Just have Apple and Google digitally sign videos and photos recorded from phones and then have Google and Meta, etc display that they are authentic when shown on their platforms.
You're talking about the metadata of the files, which can always be edited and someone will inevitably try to make software to do exactly that. Also, Adobe's proposal for handling generated content is exactly this and they're not able to get buy-in from other companies.
Edit the metadata in what way? It's a cryptographic hash.
If the bits that make up the video as was recorded by the camera don't match the hash anymore, then you know it was modified. That doesn't mean it's fake, it just means use skepticism when viewing. On the other hand the ones that have not been modified and still match can be trusted.
Essentially 0% of professional photography or videography uses "straight out of the camera" (SOOC) JPEGs or video.
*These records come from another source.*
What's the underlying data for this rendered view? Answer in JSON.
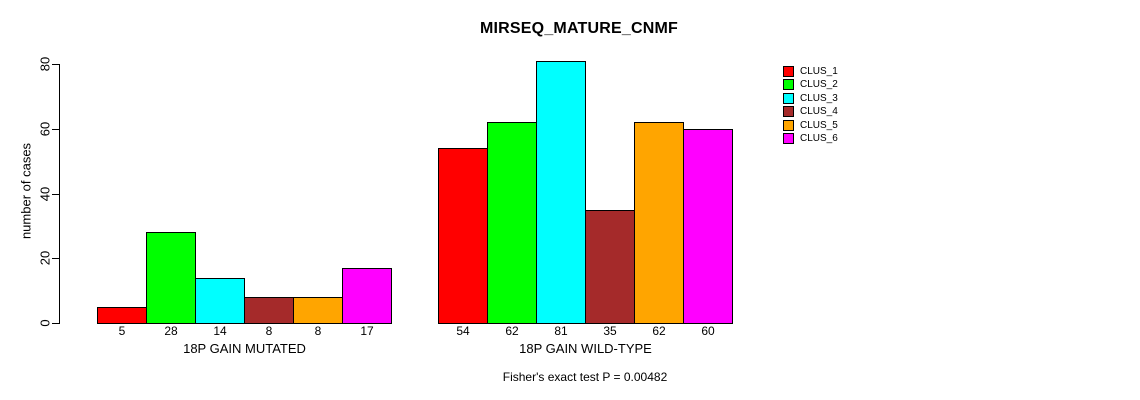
{
  "chart_data": {
    "type": "bar",
    "title": "MIRSEQ_MATURE_CNMF",
    "ylabel": "number of cases",
    "xlabel": "",
    "footnote": "Fisher's exact test P = 0.00482",
    "groups": [
      {
        "label": "18P GAIN MUTATED",
        "values": [
          5,
          28,
          14,
          8,
          8,
          17
        ]
      },
      {
        "label": "18P GAIN WILD-TYPE",
        "values": [
          54,
          62,
          81,
          35,
          62,
          60
        ]
      }
    ],
    "series": [
      {
        "name": "CLUS_1",
        "color": "#FF0000",
        "values": [
          5,
          54
        ]
      },
      {
        "name": "CLUS_2",
        "color": "#00FF00",
        "values": [
          28,
          62
        ]
      },
      {
        "name": "CLUS_3",
        "color": "#00FFFF",
        "values": [
          14,
          81
        ]
      },
      {
        "name": "CLUS_4",
        "color": "#A52A2A",
        "values": [
          8,
          35
        ]
      },
      {
        "name": "CLUS_5",
        "color": "#FFA500",
        "values": [
          8,
          62
        ]
      },
      {
        "name": "CLUS_6",
        "color": "#FF00FF",
        "values": [
          17,
          60
        ]
      }
    ],
    "legend": [
      "CLUS_1",
      "CLUS_2",
      "CLUS_3",
      "CLUS_4",
      "CLUS_5",
      "CLUS_6"
    ],
    "yticks": [
      0,
      20,
      40,
      60,
      80
    ],
    "ylim": [
      0,
      80
    ],
    "grid": false,
    "legend_position": "right",
    "bar_border_color": "#000000",
    "axis_color": "#000000",
    "background_color": "#FFFFFF"
  }
}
It's always raw photos or "log" video, then edited to look like what the photographer actually saw. The signal would be so noisy as to be useless.
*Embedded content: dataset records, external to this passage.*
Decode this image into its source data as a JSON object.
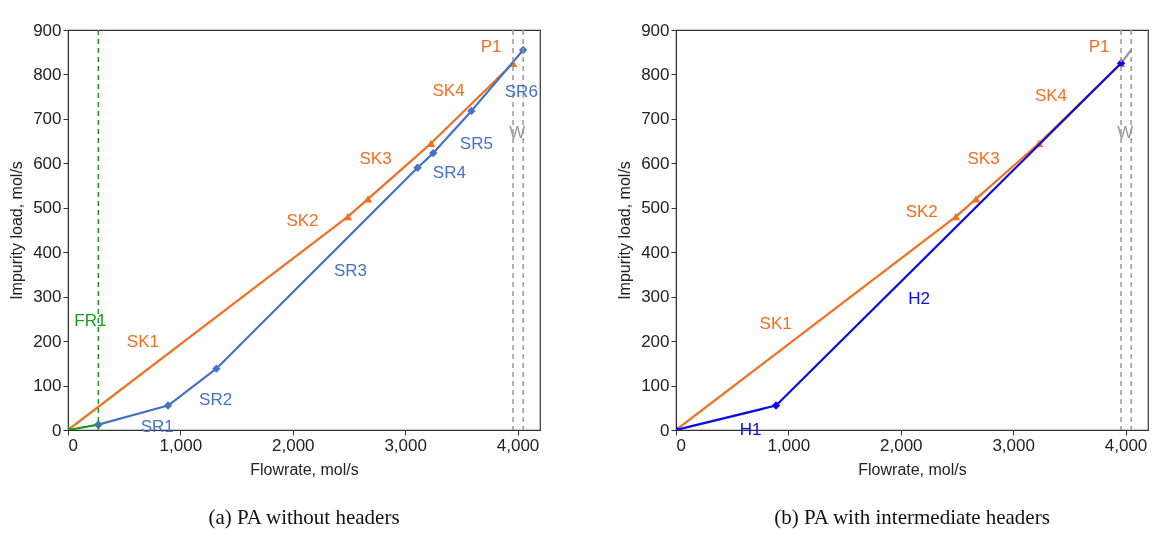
{
  "chart_data": [
    {
      "type": "line",
      "title": "(a) PA without headers",
      "xlabel": "Flowrate, mol/s",
      "ylabel": "Impurity load, mol/s",
      "xlim": [
        0,
        4200
      ],
      "ylim": [
        0,
        900
      ],
      "xticks": [
        0,
        {
          "value": 1000,
          "label": "1,000"
        },
        {
          "value": 2000,
          "label": "2,000"
        },
        {
          "value": 3000,
          "label": "3,000"
        },
        {
          "value": 4000,
          "label": "4,000"
        }
      ],
      "yticks": [
        0,
        100,
        200,
        300,
        400,
        500,
        600,
        700,
        800,
        900
      ],
      "grid": false,
      "series": [
        {
          "color": "#f07020",
          "marker": "triangle",
          "x": [
            0,
            2490,
            2670,
            3230,
            3960
          ],
          "values": [
            0,
            480,
            520,
            645,
            825
          ]
        },
        {
          "color": "#1a9a1a",
          "marker": "diamond",
          "x": [
            0,
            270
          ],
          "values": [
            0,
            12
          ]
        },
        {
          "color": "#4472c4",
          "marker": "diamond",
          "x": [
            270,
            890,
            1320,
            3110,
            3250,
            3590,
            4050
          ],
          "values": [
            12,
            55,
            138,
            590,
            623,
            718,
            855
          ]
        }
      ],
      "ref_lines": [
        {
          "axis": "x",
          "value": 270,
          "label": "FR1",
          "color": "#1a9a1a",
          "line_style": "dashed"
        },
        {
          "axis": "x",
          "value": 3960,
          "color": "#999999",
          "line_style": "dashed"
        },
        {
          "axis": "x",
          "value": 4050,
          "label": "W",
          "color": "#999999",
          "line_style": "dashed"
        }
      ],
      "annotations": [
        {
          "text": "SK1",
          "x": 880,
          "y": 170
        },
        {
          "text": "SR1",
          "x": 580,
          "y": 33
        },
        {
          "text": "SR2",
          "x": 1100,
          "y": 95
        },
        {
          "text": "SR3",
          "x": 2300,
          "y": 385
        },
        {
          "text": "SK2",
          "x": 2300,
          "y": 443
        },
        {
          "text": "SK3",
          "x": 2950,
          "y": 583
        },
        {
          "text": "SR4",
          "x": 3180,
          "y": 606
        },
        {
          "text": "SR5",
          "x": 3420,
          "y": 670
        },
        {
          "text": "SK4",
          "x": 3600,
          "y": 736
        },
        {
          "text": "SR6",
          "x": 3820,
          "y": 787
        },
        {
          "text": "P1",
          "x": 3960,
          "y": 825
        }
      ]
    },
    {
      "type": "line",
      "title": "(b) PA with intermediate headers",
      "xlabel": "Flowrate, mol/s",
      "ylabel": "Impurity load, mol/s",
      "xlim": [
        0,
        4200
      ],
      "ylim": [
        0,
        900
      ],
      "xticks": [
        0,
        {
          "value": 1000,
          "label": "1,000"
        },
        {
          "value": 2000,
          "label": "2,000"
        },
        {
          "value": 3000,
          "label": "3,000"
        },
        {
          "value": 4000,
          "label": "4,000"
        }
      ],
      "yticks": [
        0,
        100,
        200,
        300,
        400,
        500,
        600,
        700,
        800,
        900
      ],
      "grid": false,
      "series": [
        {
          "color": "#f07020",
          "marker": "triangle",
          "x": [
            0,
            2490,
            2670,
            3230,
            3960
          ],
          "values": [
            0,
            480,
            520,
            645,
            825
          ]
        },
        {
          "color": "#999999",
          "marker": "none",
          "x": [
            3960,
            4050
          ],
          "values": [
            825,
            855
          ]
        },
        {
          "color": "#0a0ae6",
          "marker": "diamond",
          "x": [
            0,
            890,
            3960
          ],
          "values": [
            0,
            55,
            825
          ]
        }
      ],
      "ref_lines": [
        {
          "axis": "x",
          "value": 3960,
          "color": "#999999",
          "line_style": "dashed"
        },
        {
          "axis": "x",
          "value": 4050,
          "label": "W",
          "color": "#999999",
          "line_style": "dashed"
        }
      ],
      "annotations": [
        {
          "text": "SK1",
          "x": 1100,
          "y": 212
        },
        {
          "text": "H1",
          "x": 450,
          "y": 28
        },
        {
          "text": "H2",
          "x": 1950,
          "y": 321
        },
        {
          "text": "SK2",
          "x": 2400,
          "y": 463
        },
        {
          "text": "SK3",
          "x": 2950,
          "y": 583
        },
        {
          "text": "SK4",
          "x": 3550,
          "y": 724
        },
        {
          "text": "P1",
          "x": 3960,
          "y": 825
        }
      ]
    }
  ]
}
Sure they could, but then you trim the video by 2 seconds, tweak the colors, or just send it over WhatsApp, which recompresses the file with its own encoder. The hash breaks instantly. Cryptography protects bits, but video is about visual meaning. The slightest pixel modification kills the hardware signature. Plus, it does absolutely nothing to fix the "analog hole" problem - a scammer can just point that cryptographically signed iphone camera at a high-quality deepfake playing on a monitor
It becomes a hard problem quickly when you introduce editing, and most photos and videos on social media are edited. I'm not sure how it would work. It seems more feasible than universal watermarks, though.